This is one of Agatha Christie’s ‘magic trick’ books, written to make the reader look anywhere except where they should be looking. Like all magic tricks, it’s only fun if the magician has charisma and a good line of patter and you can’t see the wires or, better yet, are so engrossed in the trick that you don’t want to look for them.
Christie, of course, is a master magician and kept me entertained throughout.
I was less interested in the puzzle – who killed whom and how and why – than in the way the story was presented and the characters who populated it. I rather liked that Poirot spent most of the novel off-stage. I liked it even more when I found out why he was absent. I think it shows the elegance of Christie’s design that having Poirot off-stage kept the storytelling fresh by allowing other characters to come to the fore, allowed the action to take place in multiple locations and saved us from Poirot’s endless references to little grey cells and method, while also being a key structural element in the execution of the conceit at the heart of the magic trick.
The beginning of the story, where Christie assembles and introduces the cast of potential victims and suspects, creaks a little, but she lubricates it by having the exposition done by three male characters, two of whom have known one another from childhood and one, Satterthwaite who is an outsider but an astute and compulsive observer and assessor of people. This gave the whole story more texture. Having Satterthwaite, described as an ‘old Victorian’, lead us through the relationships between the parties is clever as it gives the leading lady ‘Egg’ a context beyond energetic ingenue.
As the story progresses, Satterthwaite becomes the main pair of eyes through which we see the action. I liked that he was so different from Hastings: astute, secretive, insightful and immune to the charms of young women while being fully sensitive to how those charms are being used. His quiet curiosity lifted the tone of the book for me.
The two other main characters. Cartwright, a revered (especially by himself) and rich actor in his mid-fifties and Egg, a twenty-something daughter of impoverished gentlefolk and equipped with the boundless energy of the young and the unquestioning self-confidence of the cherished were the main sources of both the charisma and the humour that kept the magic act running along.
I can’t say that I liked either of them but I believed in both of them. If I didn’t know that this book was published twenty-six years before he was born, I’d have sworn that Christie had based Cartwright on Kenneth Branagh. I struggled a little with Egg. I could see I was supposed to like her, I just couldn’t see why. She is ruthless and dishonest in her pursuit of Cartwright and she habitually manipulates the men around her (which is largely their fault for letting her get away with it).
The pair also surfaced my own prejudices with regard to age-gap couples. Actually, this isn’t a gap, it’s a chasm. It’s the Grand Canyon of age differences. it’s a difference of three decades. I just can’t make myself see that as anything but a consensual delusion. So I rather liked that Christie didn’t try to sell it, she just put it out there as part of the routine of the magic trick. What magic trick would be complete without the pretty young assistant to distract and entertain the audience?
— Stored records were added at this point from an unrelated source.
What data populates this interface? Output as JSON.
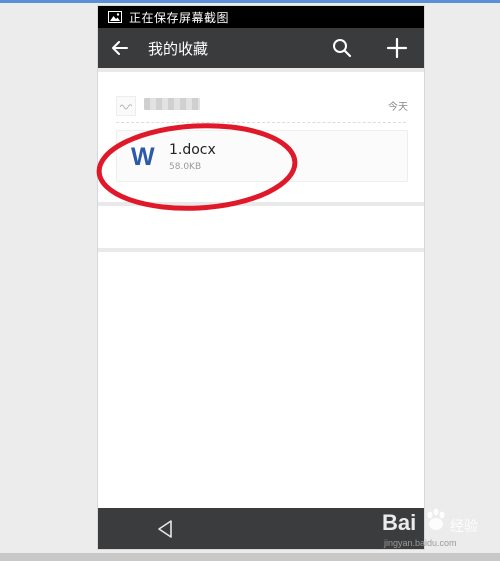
{
  "status_bar": {
    "text": "正在保存屏幕截图",
    "icon": "image-icon"
  },
  "app_bar": {
    "title": "我的收藏",
    "back_icon": "arrow-left-icon",
    "search_icon": "search-icon",
    "add_icon": "plus-icon"
  },
  "favorite_item": {
    "sender_avatar_icon": "avatar-icon",
    "time": "今天",
    "file": {
      "name": "1.docx",
      "size": "58.0KB",
      "icon_letter": "W",
      "icon": "word-icon"
    }
  },
  "nav_bar": {
    "back_icon": "triangle-back-icon"
  },
  "watermark": {
    "brand": "Bai",
    "suffix": "经验",
    "url": "jingyan.baidu.com"
  },
  "colors": {
    "app_bar": "#3a3b3d",
    "status_bar": "#000000",
    "word_blue": "#2b5aa8",
    "highlight_red": "#e0192a",
    "accent": "#5b8fd8"
  }
}
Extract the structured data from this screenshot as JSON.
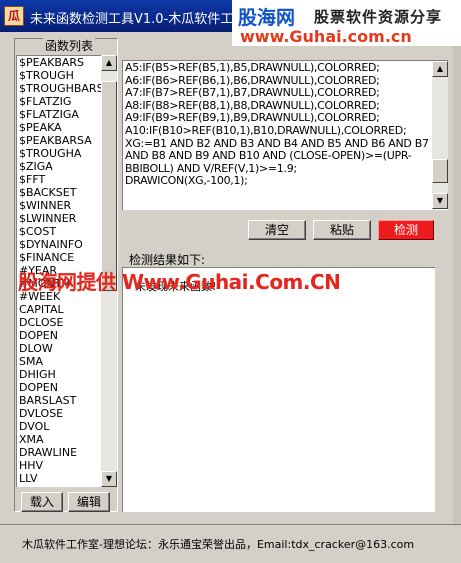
{
  "window": {
    "title": "未来函数检测工具V1.0-木瓜软件工作室",
    "icon_glyph": "瓜"
  },
  "watermark_banner": {
    "brand": "股海网",
    "tagline": "股票软件资源分享",
    "url": "www.Guhai.com.cn"
  },
  "function_list": {
    "title": "函数列表",
    "items": [
      "$PEAKBARS",
      "$TROUGH",
      "$TROUGHBARS",
      "$FLATZIG",
      "$FLATZIGA",
      "$PEAKA",
      "$PEAKBARSA",
      "$TROUGHA",
      "$ZIGA",
      "$FFT",
      "$BACKSET",
      "$WINNER",
      "$LWINNER",
      "$COST",
      "$DYNAINFO",
      "$FINANCE",
      "#YEAR",
      "#MONTH",
      "#WEEK",
      "CAPITAL",
      "DCLOSE",
      "DOPEN",
      "DLOW",
      "SMA",
      "DHIGH",
      "DOPEN",
      "BARSLAST",
      "DVLOSE",
      "DVOL",
      "XMA",
      "DRAWLINE",
      "HHV",
      "LLV"
    ],
    "load_label": "载入",
    "edit_label": "编辑"
  },
  "formula": {
    "text": "A5:IF(B5>REF(B5,1),B5,DRAWNULL),COLORRED;\nA6:IF(B6>REF(B6,1),B6,DRAWNULL),COLORRED;\nA7:IF(B7>REF(B7,1),B7,DRAWNULL),COLORRED;\nA8:IF(B8>REF(B8,1),B8,DRAWNULL),COLORRED;\nA9:IF(B9>REF(B9,1),B9,DRAWNULL),COLORRED;\nA10:IF(B10>REF(B10,1),B10,DRAWNULL),COLORRED;\nXG:=B1 AND B2 AND B3 AND B4 AND B5 AND B6 AND B7 AND B8 AND B9 AND B10 AND (CLOSE-OPEN)>=(UPR-BBIBOLL) AND V/REF(V,1)>=1.9;\nDRAWICON(XG,-100,1);"
  },
  "toolbar": {
    "clear_label": "清空",
    "paste_label": "粘贴",
    "check_label": "检测"
  },
  "result": {
    "label": "检测结果如下:",
    "text": "未发现未来函数!"
  },
  "watermark_overlay": {
    "text": "股海网提供 Www.Guhai.Com.CN"
  },
  "status_bar": {
    "text": "木瓜软件工作室-理想论坛：永乐通宝荣誉出品，Email:tdx_cracker@163.com"
  },
  "colors": {
    "titlebar": "#0a2a8e",
    "check_button": "#ee1b1b",
    "watermark_red": "#e5261c",
    "watermark_blue": "#0e53c9"
  }
}
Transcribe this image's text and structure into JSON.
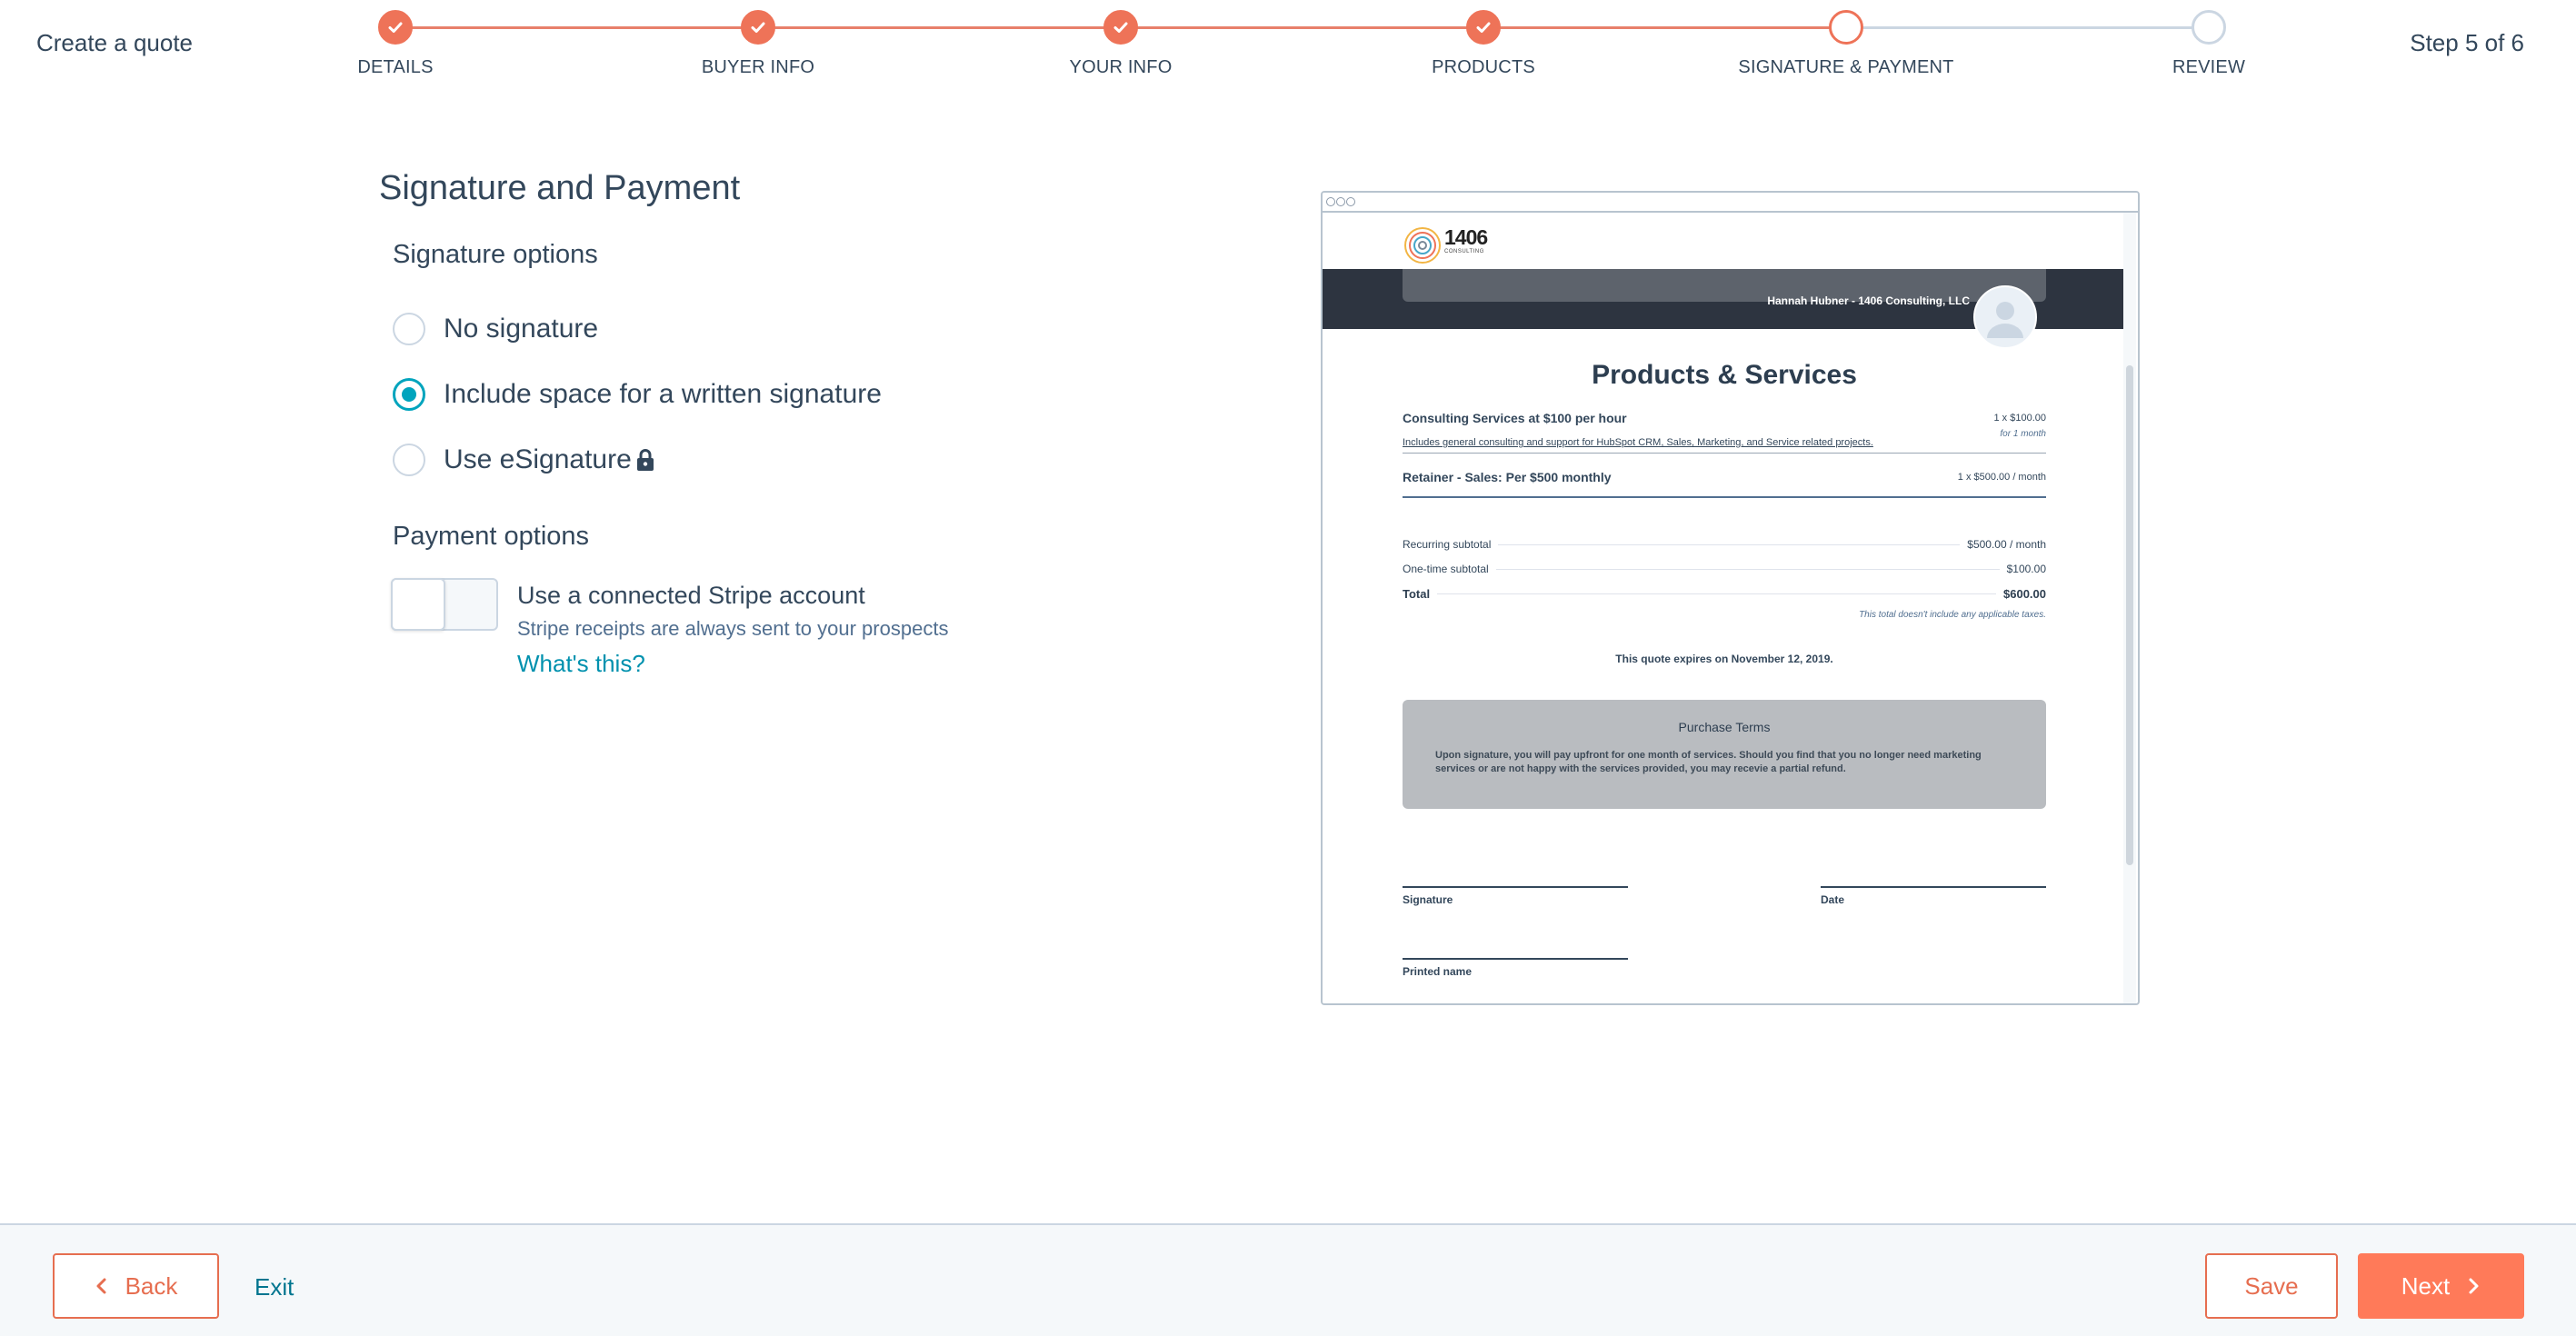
{
  "header": {
    "title": "Create a quote",
    "step_indicator": "Step 5 of 6",
    "steps": [
      {
        "label": "DETAILS",
        "state": "complete"
      },
      {
        "label": "BUYER INFO",
        "state": "complete"
      },
      {
        "label": "YOUR INFO",
        "state": "complete"
      },
      {
        "label": "PRODUCTS",
        "state": "complete"
      },
      {
        "label": "SIGNATURE & PAYMENT",
        "state": "current"
      },
      {
        "label": "REVIEW",
        "state": "upcoming"
      }
    ]
  },
  "main": {
    "heading": "Signature and Payment",
    "signature": {
      "heading": "Signature options",
      "options": [
        {
          "label": "No signature",
          "checked": false
        },
        {
          "label": "Include space for a written signature",
          "checked": true
        },
        {
          "label": "Use eSignature",
          "checked": false,
          "icon": "lock-icon"
        }
      ]
    },
    "payment": {
      "heading": "Payment options",
      "toggle_on": false,
      "stripe_label": "Use a connected Stripe account",
      "stripe_help": "Stripe receipts are always sent to your prospects",
      "whats_this": "What's this?"
    }
  },
  "preview": {
    "logo_text": "1406",
    "logo_sub": "CONSULTING",
    "sender": "Hannah Hubner - 1406 Consulting, LLC",
    "title": "Products & Services",
    "line_items": [
      {
        "name": "Consulting Services at $100 per hour",
        "amount": "1 x $100.00",
        "period": "for 1 month",
        "description": "Includes general consulting and support for HubSpot CRM, Sales, Marketing, and Service related projects."
      },
      {
        "name": "Retainer - Sales: Per $500 monthly",
        "amount": "1 x $500.00 / month"
      }
    ],
    "summary": [
      {
        "label": "Recurring subtotal",
        "value": "$500.00 / month"
      },
      {
        "label": "One-time subtotal",
        "value": "$100.00"
      },
      {
        "label": "Total",
        "value": "$600.00"
      }
    ],
    "tax_note": "This total doesn't include any applicable taxes.",
    "expires": "This quote expires on November 12, 2019.",
    "terms_title": "Purchase Terms",
    "terms_body": "Upon signature, you will pay upfront for one month of services. Should you find that you no longer need marketing services or are not happy with the services provided, you may recevie a partial refund.",
    "signature_label": "Signature",
    "date_label": "Date",
    "printed_name_label": "Printed name"
  },
  "footer": {
    "back": "Back",
    "exit": "Exit",
    "save": "Save",
    "next": "Next"
  },
  "colors": {
    "accent": "#ff7a59",
    "step_complete": "#ee7358",
    "radio_selected": "#00a4bd",
    "link": "#0091ae",
    "text": "#33475b"
  }
}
I was impressed by the mechanics behind this magic trick. It’s a very clever puzzle. So challenging that no solution seems possible yet, when the solution is furnished, everything makes sense.
My enjoyment of the book was increased by its quiet humour. I loved the scene where Poirot, who was born poor and is now rich and successful, is confronted by his own ennui when, looking out over the Mediterranean from Monte Carlo, he hears a bored child say to its mother. “I’ve looked at the sea Mummy. What do I do now?” and realises that he has no answer to that question.
This was an entertaining quick read if you’re in the mood to be dazzled by Christie’s cleverness and distracted by the foibles of the rich, leisured and self-absorbed who live lives untroubled by the collapsing economy of England in the 1930s.